In de praktijk is het moeilijk om een relatief eenvoudige brontaal correct te vertalen naar een complexere doeltaal. Een team onderzoekers verbonden aan de Universiteit van Amsterdam hebben zich daarom specifiek gericht op morfologisch rijke talen, waarbij de taal diverse woordvormen per woordgroep kent. Als voorbeeld wordt door het UvA-team het morfologisch rijke Duits aangehaald: afhankelijk van de grammaticale functie van het Duitse woord voor 'de man' dient ‘der Mann’, ‘des Mannes’, ‘dem Mann’ of ‘den Mann’ te worden gebruikt.

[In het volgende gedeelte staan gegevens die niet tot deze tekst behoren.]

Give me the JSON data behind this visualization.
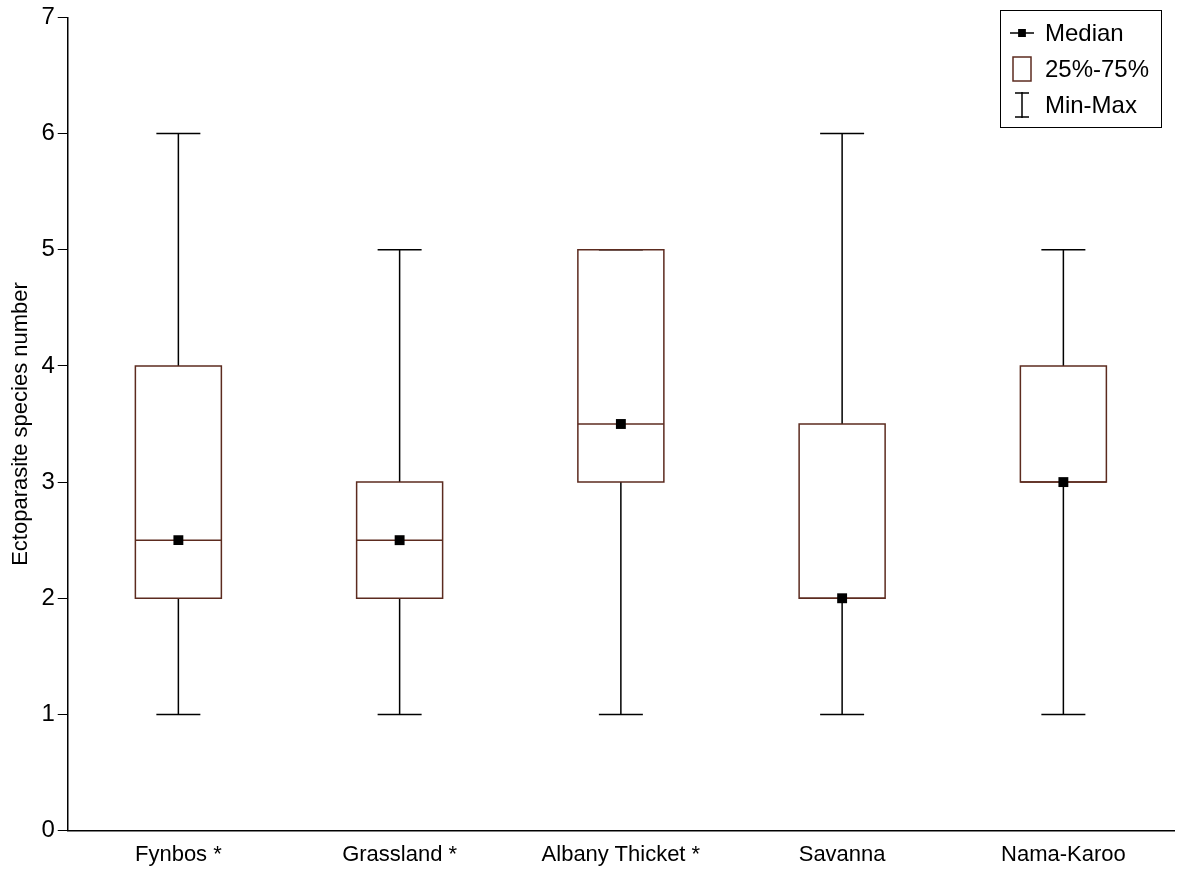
{
  "chart_data": {
    "type": "box",
    "ylabel": "Ectoparasite species number",
    "categories": [
      "Fynbos *",
      "Grassland *",
      "Albany Thicket *",
      "Savanna",
      "Nama-Karoo"
    ],
    "series": [
      {
        "color": "#5c2b1f",
        "boxes": [
          {
            "low": 1,
            "q1": 2,
            "median": 2.5,
            "q3": 4,
            "high": 6
          },
          {
            "low": 1,
            "q1": 2,
            "median": 2.5,
            "q3": 3,
            "high": 5
          },
          {
            "low": 1,
            "q1": 3,
            "median": 3.5,
            "q3": 5,
            "high": 5
          },
          {
            "low": 1,
            "q1": 2,
            "median": 2,
            "q3": 3.5,
            "high": 6
          },
          {
            "low": 1,
            "q1": 3,
            "median": 3,
            "q3": 4,
            "high": 5
          }
        ]
      },
      {
        "type": "scatter",
        "color": "#000000",
        "x": [
          "Fynbos *",
          "Grassland *",
          "Albany Thicket *",
          "Savanna",
          "Nama-Karoo"
        ],
        "values": [
          2.5,
          2.5,
          3.5,
          2,
          3
        ]
      }
    ],
    "ylim": [
      0,
      7
    ],
    "yticks": [
      0,
      1,
      2,
      3,
      4,
      5,
      6,
      7
    ],
    "grid": false,
    "marker": "square",
    "annotations": [
      "Median",
      "25%-75%",
      "Min-Max"
    ]
  }
}
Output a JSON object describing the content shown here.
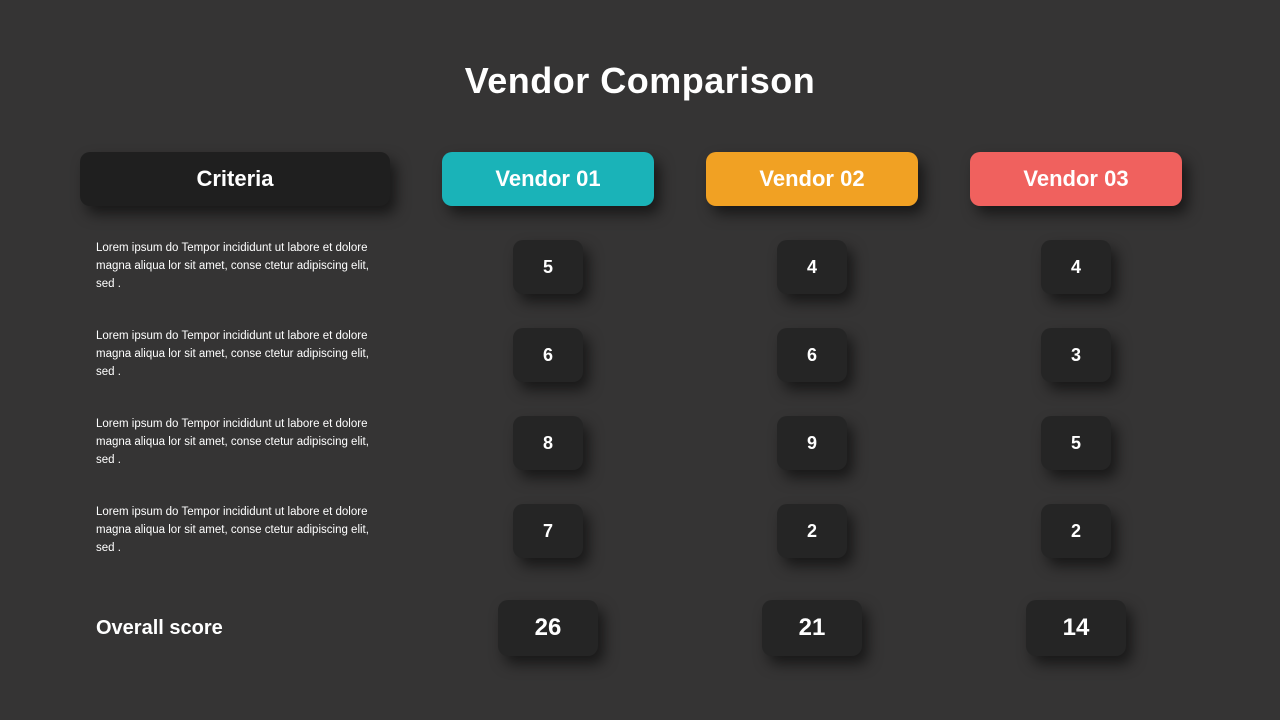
{
  "title": "Vendor Comparison",
  "styling": {
    "background_color": "#353434",
    "text_color": "#ffffff",
    "box_color": "#252525",
    "criteria_header_bg": "#1f1f1f",
    "title_fontsize": 36,
    "header_fontsize": 22,
    "criteria_fontsize": 11.5,
    "score_fontsize": 18,
    "overall_fontsize": 24,
    "border_radius": 10,
    "shadow": "6px 8px 14px rgba(0,0,0,0.55)"
  },
  "headers": {
    "criteria": "Criteria",
    "vendors": [
      {
        "label": "Vendor 01",
        "color": "#1ab3b8"
      },
      {
        "label": "Vendor 02",
        "color": "#f1a123"
      },
      {
        "label": "Vendor 03",
        "color": "#f0615e"
      }
    ]
  },
  "rows": [
    {
      "criteria": "Lorem ipsum do Tempor incididunt ut labore et dolore magna aliqua lor sit amet, conse ctetur adipiscing elit, sed .",
      "scores": [
        "5",
        "4",
        "4"
      ]
    },
    {
      "criteria": "Lorem ipsum do Tempor incididunt ut labore et dolore magna aliqua lor sit amet, conse ctetur adipiscing elit, sed .",
      "scores": [
        "6",
        "6",
        "3"
      ]
    },
    {
      "criteria": "Lorem ipsum do Tempor incididunt ut labore et dolore magna aliqua lor sit amet, conse ctetur adipiscing elit, sed .",
      "scores": [
        "8",
        "9",
        "5"
      ]
    },
    {
      "criteria": "Lorem ipsum do Tempor incididunt ut labore et dolore magna aliqua lor sit amet, conse ctetur adipiscing elit, sed .",
      "scores": [
        "7",
        "2",
        "2"
      ]
    }
  ],
  "overall": {
    "label": "Overall score",
    "scores": [
      "26",
      "21",
      "14"
    ]
  }
}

Computeralgoritmen hebben - in tegenstelling tot goede menselijke vertalers - moeite om de juiste vorm te kiezen en selecteren veelal de meestvoorkomende woordvorm.
Het UvA-team denkt een betere methode te hebben ontwikkeld. Daarbij wordt gebruikgemaakt van kunstmatige neurale netwerken op basis van modellen van de menselijke hersenen. In plaats van het kiezen van de meestgebruikte woordvorm analyseert het algoritme eerst de zinsopbouw en naburige woorden om vervolgens de correcte woordvorm te kiezen. Volgens UvA-onderzoeker Ke Tran kan het neurale netwerk zelf grammaticale functies van woorden afleiden, zonder dat het expliciete kennis van grammatica heeft.
Niet alleen moet het nieuwe algoritme betere vertalingen opleveren, ook zou het sneller te ontwikkelen en daarmee goedkopere vertaalsysteem mogelijk maken. Dit komt omdat de nieuwe methode niet langer afhankelijk is van handgeschreven functies om woorden te leren. Hierdoor kan het aantrekkelijker worden om ook vertaaldiensten te ontwikkelen voor talen die weinig worden gesproken. De UvA-ontwikkelaars willen hun algoritme implementeren in Oister, een vertaalsysteem waar de UvA nog aan sleutelt.